Doctors told her they thought she had Long QT syndrome, a rare condition that causes the heart to electrically malfunction.

“In my case, I think it’s genetics,” said Smith, who was interviewed Thursday by phone at home where she’s still recovering.

She was hospitalized for more than two weeks before she was released.

“I’m on a few medications. I finally got to stop doing the injections, but I’m still doing weekly blood tests and go to the cardiologist’s every month. It’s better than being in the hospital every day, and I’m very grateful for that,” she said

Eicher, one of the derby nurses who saved Smith’s life, said given the nature of her ailment, it was lucky she had the heart attack at practice, rather than it happening “at home, surrounded by her munchkins,” who would not have been able to help her.

Smith said, “In roller derby, there are all these bumper stickers saying, ‘Roller Derby Saved My Soul’ or ‘Roller Derby Saved My Life.’ In my case, it’s literally true.”

Smith, a homemaker with a sweet and intelligent demeanor, started playing roller derby four years ago. She said when she tells people she’s involved in the violent, high-speed sport, “everybody is totally shocked.”

“I’m not a very physical person, but it was the aggressiveness of the sport that attracted me. But now, what’s amazing is that it really has become one big family,” she said.

Whether she’ll be able to go return to roller derby is unclear.
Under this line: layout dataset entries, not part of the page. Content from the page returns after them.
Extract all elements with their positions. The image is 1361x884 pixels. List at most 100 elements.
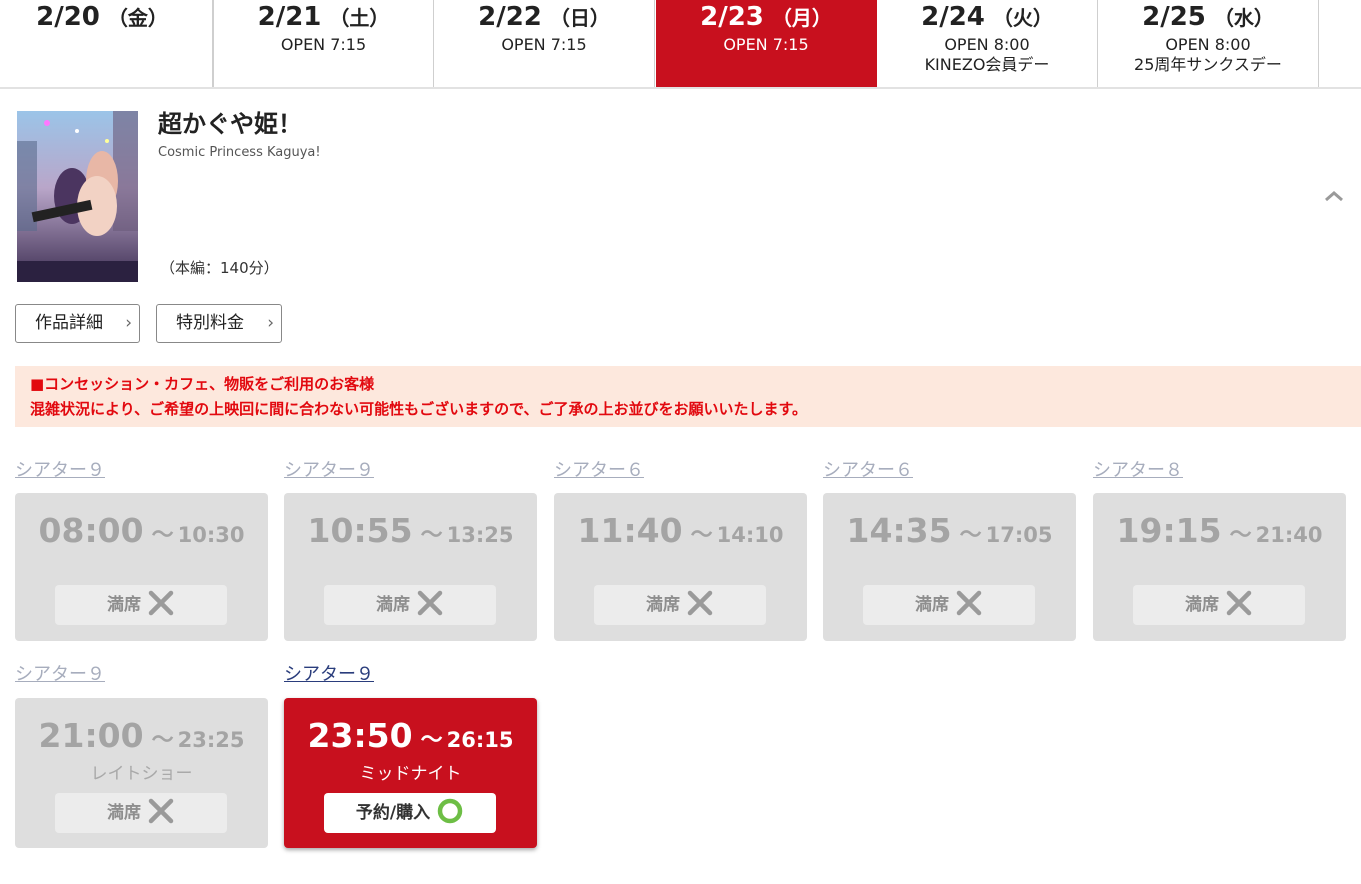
time-separator: ～ (420, 728, 443, 753)
reserve-purchase-button[interactable]: 予約/購入 (324, 793, 496, 833)
date-tab-day: 2/21 (257, 2, 322, 32)
status-label: 満席 (646, 595, 680, 615)
date-tab-open-time: OPEN 7:15 (723, 35, 809, 54)
special-price-label: 特別料金 (176, 313, 244, 333)
date-tab-weekday: （水） (1213, 6, 1274, 30)
notice-heading: ■コンセッション・カフェ、物販をご利用のお客様 (30, 375, 375, 393)
movie-poster[interactable] (17, 111, 138, 282)
end-time: 26:15 (446, 728, 514, 752)
date-tab-day: 2/24 (921, 2, 985, 32)
time-separator: ～ (690, 523, 713, 548)
end-time: 17:05 (985, 523, 1053, 547)
showtime-times: 14:35 ～ 17:05 (823, 511, 1076, 550)
sold-out-status: 満席 (324, 585, 496, 625)
theater-link[interactable]: シアター９ (284, 460, 374, 482)
sold-out-status: 満席 (55, 793, 227, 833)
time-separator: ～ (420, 523, 443, 548)
date-tab-day: 2/25 (1142, 2, 1206, 32)
chevron-up-icon[interactable] (1322, 186, 1346, 206)
showtime-times: 21:00 ～ 23:25 (15, 716, 268, 755)
showtime-times: 23:50 ～ 26:15 (284, 716, 537, 755)
theater-link[interactable]: シアター９ (15, 460, 105, 482)
date-tab-2-23[interactable]: 2/23 （月） OPEN 7:15 (656, 0, 877, 87)
date-tab-open-time: OPEN 7:15 (280, 35, 367, 54)
date-tab-event: KINEZO会員デー (924, 55, 1050, 74)
date-tab-open-time: OPEN 8:00 (944, 35, 1030, 54)
date-tab-open-time: OPEN 8:00 (1165, 35, 1251, 54)
date-tab-day: 2/20 (36, 2, 100, 32)
theater-link[interactable]: シアター９ (15, 664, 105, 686)
movie-details-label: 作品詳細 (35, 313, 103, 333)
start-time: 21:00 (38, 716, 144, 755)
movie-subtitle: Cosmic Princess Kaguya! (158, 145, 321, 160)
notice-body: 混雑状況により、ご希望の上映回に間に合わない可能性もございますので、ご了承の上お… (30, 400, 808, 418)
date-tab-2-22[interactable]: 2/22 （日） OPEN 7:15 (434, 0, 655, 87)
concession-notice: ■コンセッション・カフェ、物販をご利用のお客様 混雑状況により、ご希望の上映回に… (15, 366, 1361, 427)
theater-link[interactable]: シアター９ (284, 664, 374, 686)
date-tab-open-time: OPEN 7:15 (501, 35, 587, 54)
movie-runtime: （本編：140分） (160, 259, 279, 277)
showtime-times: 10:55 ～ 13:25 (284, 511, 537, 550)
sold-out-status: 満席 (1133, 585, 1305, 625)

Strenuous exercise might exacerbate her heart condition, and her leg muscles atrophied during the weeks she languished in hospital beds.

“The plan is I’ll be on skates in six months, and that I’ll be bouting again in a year. My inspiration is a skater in New York – ‘Sherry Pie’ – who skates, and she got a defibrillator when she was 6.”

In the meantime, the Durango Roller Girls are throwing Smith a “picnic style” scrimmage at Chapman Hill Rink on July 12 to help pay for her medical bills.

Frazer, using colorful, if perhaps unprintable, language, said she keeps thinking about the courage and skill of the nurses who knew what to do when Smith hit the floor.

“All the time, we get bruises, broken bones, broken ankles, torn ACLs – I don’t want to tell a newspaper all the injuries because I’m head of recruitment. But this was nothing like that. Roller derby really did save Machete’s life.”

cmcallister@durangoherald.com

An earlier version of this story misstated the nature of the fundraiser the Durango Roller Girls are having for teammate Abbey Smith.